Scaling up the production of sugars from agricultural biomass by ultrafast hydrolysis in supercritical water

• Published in: The Journal of supercritical fluids Vol. 143; pp. 242 - 250
• Main Authors: Martínez, Celia M., Adamovic, Tijana, Cantero, Danilo A., Cocero, M.J.
• Format: Journal Article
• Language: English
• Published: Elsevier B.V 01.01.2019
• Subjects: Biorefinery; Continuous process; Mass transfer; Pilot plant scale; Sugar beet pulp; Wheat bran; Continuous process; Sugar beet pulp; Biorefinery; Mass transfer; Pilot plant scale; Wheat bran
• ISSN: 0896-8446; 1872-8162
• DOI: 10.1016/j.supflu.2018.08.017

[Display omitted] •The FASTSUGARS process was scaled up from laboratory to pilot plant scale.•Ultrafast reactor allowed selective recovery of sugars using SCW as reaction medium.•Sugar beet pulp (SBP) & wheat bran (WB) were hydrolyzed to validate the scaling up.•Particle size acted as a mass transfer resistance, slowing down biomass conversion.•Lower conversion produced lower degradation and therefore selectivity was improved.
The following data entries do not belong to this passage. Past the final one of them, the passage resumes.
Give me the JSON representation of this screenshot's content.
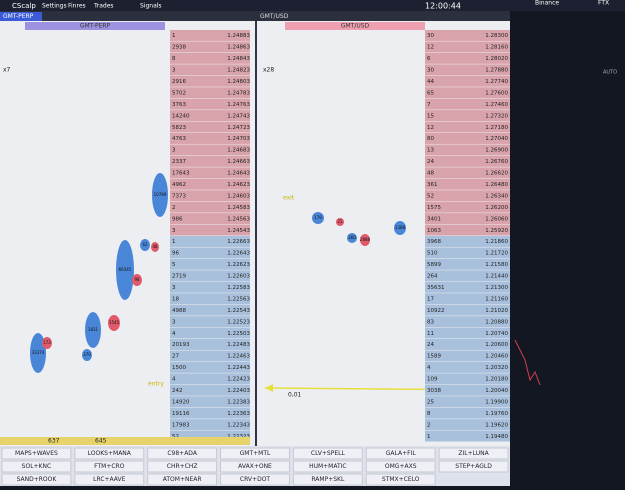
{
  "menu": {
    "app": "CScalp",
    "items": [
      "Settings",
      "Finres",
      "Trades",
      "Signals"
    ],
    "time": "12:00:44"
  },
  "tabs": [
    "GMT-PERP",
    "GMT/USD"
  ],
  "left": {
    "title": "GMT-PERP",
    "multiplier": "x7",
    "annotation": "entry",
    "footer": [
      "637",
      "645"
    ],
    "asks": [
      {
        "v": "1",
        "p": "1.24883"
      },
      {
        "v": "2938",
        "p": "1.24863"
      },
      {
        "v": "8",
        "p": "1.24843"
      },
      {
        "v": "3",
        "p": "1.24823"
      },
      {
        "v": "2916",
        "p": "1.24803"
      },
      {
        "v": "5702",
        "p": "1.24783"
      },
      {
        "v": "3763",
        "p": "1.24763"
      },
      {
        "v": "14240",
        "p": "1.24743"
      },
      {
        "v": "5823",
        "p": "1.24723"
      },
      {
        "v": "4763",
        "p": "1.24703"
      },
      {
        "v": "3",
        "p": "1.24683"
      },
      {
        "v": "2337",
        "p": "1.24663"
      },
      {
        "v": "17643",
        "p": "1.24643"
      },
      {
        "v": "4962",
        "p": "1.24623"
      },
      {
        "v": "7373",
        "p": "1.24603"
      },
      {
        "v": "2",
        "p": "1.24583"
      },
      {
        "v": "986",
        "p": "1.24563"
      },
      {
        "v": "3",
        "p": "1.24543"
      }
    ],
    "bids": [
      {
        "v": "1",
        "p": "1.22663"
      },
      {
        "v": "96",
        "p": "1.22643"
      },
      {
        "v": "5",
        "p": "1.22623"
      },
      {
        "v": "2719",
        "p": "1.22603"
      },
      {
        "v": "3",
        "p": "1.22583"
      },
      {
        "v": "18",
        "p": "1.22563"
      },
      {
        "v": "4988",
        "p": "1.22543"
      },
      {
        "v": "3",
        "p": "1.22523"
      },
      {
        "v": "4",
        "p": "1.22503"
      },
      {
        "v": "20193",
        "p": "1.22483"
      },
      {
        "v": "27",
        "p": "1.22463"
      },
      {
        "v": "1500",
        "p": "1.22443"
      },
      {
        "v": "4",
        "p": "1.22423"
      },
      {
        "v": "242",
        "p": "1.22403"
      },
      {
        "v": "14920",
        "p": "1.22383"
      },
      {
        "v": "19116",
        "p": "1.22363"
      },
      {
        "v": "17983",
        "p": "1.22343"
      },
      {
        "v": "52",
        "p": "1.22323"
      }
    ]
  },
  "right": {
    "title": "GMT/USD",
    "multiplier": "x28",
    "annotation": "exit",
    "step": "0,01",
    "asks": [
      {
        "v": "30",
        "p": "1.28300"
      },
      {
        "v": "12",
        "p": "1.28160"
      },
      {
        "v": "6",
        "p": "1.28020"
      },
      {
        "v": "30",
        "p": "1.27880"
      },
      {
        "v": "44",
        "p": "1.27740"
      },
      {
        "v": "65",
        "p": "1.27600"
      },
      {
        "v": "7",
        "p": "1.27460"
      },
      {
        "v": "15",
        "p": "1.27320"
      },
      {
        "v": "12",
        "p": "1.27180"
      },
      {
        "v": "80",
        "p": "1.27040"
      },
      {
        "v": "13",
        "p": "1.26900"
      },
      {
        "v": "24",
        "p": "1.26760"
      },
      {
        "v": "48",
        "p": "1.26620"
      },
      {
        "v": "361",
        "p": "1.26480"
      },
      {
        "v": "52",
        "p": "1.26340"
      },
      {
        "v": "1575",
        "p": "1.26200"
      },
      {
        "v": "3401",
        "p": "1.26060"
      },
      {
        "v": "1063",
        "p": "1.25920"
      }
    ],
    "bids": [
      {
        "v": "3968",
        "p": "1.21860"
      },
      {
        "v": "510",
        "p": "1.21720"
      },
      {
        "v": "5899",
        "p": "1.21580"
      },
      {
        "v": "264",
        "p": "1.21440"
      },
      {
        "v": "35631",
        "p": "1.21300"
      },
      {
        "v": "17",
        "p": "1.21160"
      },
      {
        "v": "10922",
        "p": "1.21020"
      },
      {
        "v": "83",
        "p": "1.20880"
      },
      {
        "v": "11",
        "p": "1.20740"
      },
      {
        "v": "24",
        "p": "1.20600"
      },
      {
        "v": "1589",
        "p": "1.20460"
      },
      {
        "v": "4",
        "p": "1.20320"
      },
      {
        "v": "109",
        "p": "1.20180"
      },
      {
        "v": "3038",
        "p": "1.20040"
      },
      {
        "v": "25",
        "p": "1.19900"
      },
      {
        "v": "8",
        "p": "1.19760"
      },
      {
        "v": "2",
        "p": "1.19620"
      },
      {
        "v": "1",
        "p": "1.19480"
      }
    ]
  },
  "bubbles": {
    "left": [
      {
        "label": "10789",
        "side": "buy"
      },
      {
        "label": "66345",
        "side": "buy"
      },
      {
        "label": "1831",
        "side": "buy"
      },
      {
        "label": "33374",
        "side": "buy"
      },
      {
        "label": "1545",
        "side": "sell"
      },
      {
        "label": "173",
        "side": "sell"
      },
      {
        "label": "370",
        "side": "buy"
      },
      {
        "label": "48",
        "side": "sell"
      },
      {
        "label": "62",
        "side": "buy"
      },
      {
        "label": "98",
        "side": "sell"
      }
    ],
    "right": [
      {
        "label": "179",
        "side": "buy"
      },
      {
        "label": "1388",
        "side": "buy"
      },
      {
        "label": "2888",
        "side": "sell"
      },
      {
        "label": "21",
        "side": "sell"
      },
      {
        "label": "360",
        "side": "buy"
      }
    ]
  },
  "exchanges": [
    "Binance",
    "FTX"
  ],
  "chart_axis": [
    "AUTO"
  ],
  "buttons": [
    [
      "MAPS+WAVES",
      "LOOKS+MANA",
      "C98+ADA",
      "GMT+MTL",
      "CLV+SPELL",
      "GALA+FIL",
      "ZIL+LUNA"
    ],
    [
      "SOL+KNC",
      "FTM+CRO",
      "CHR+CHZ",
      "AVAX+ONE",
      "HUM+MATIC",
      "OMG+AXS",
      "STEP+AGLD"
    ],
    [
      "SAND+ROOK",
      "LRC+AAVE",
      "ATOM+NEAR",
      "CRV+DOT",
      "RAMP+SKL",
      "STMX+CELO"
    ]
  ]
}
The FASTSUGARS process for sugars’ recovery from agricultural biomass was scaled up from laboratory to pilot plant scale. System performance was evaluated by comparing the results obtained from sugar beet pulp and wheat bran in laboratory and pilot plants. Similar trends were found for each biomass in both plant: as reaction time increased, selectivity to sugars decreased and conversion and degradation rate increased. Then, to bring the FASTSUGARS process closer to industrial applications, the particle size of the biomass was increased in the pilot plant. It was found that the particle size acted as a mass transfer resistance, slowing down the hydrolysis of biomass, providing lower conversion and therefore reducing sugars’ degradation (degradation yield was lower than 15% in the pilot plant). In that way, higher selectivity to sugars was obtained, reaching values around 90% for both sugar beet pulp and wheat bran in the pilot plant.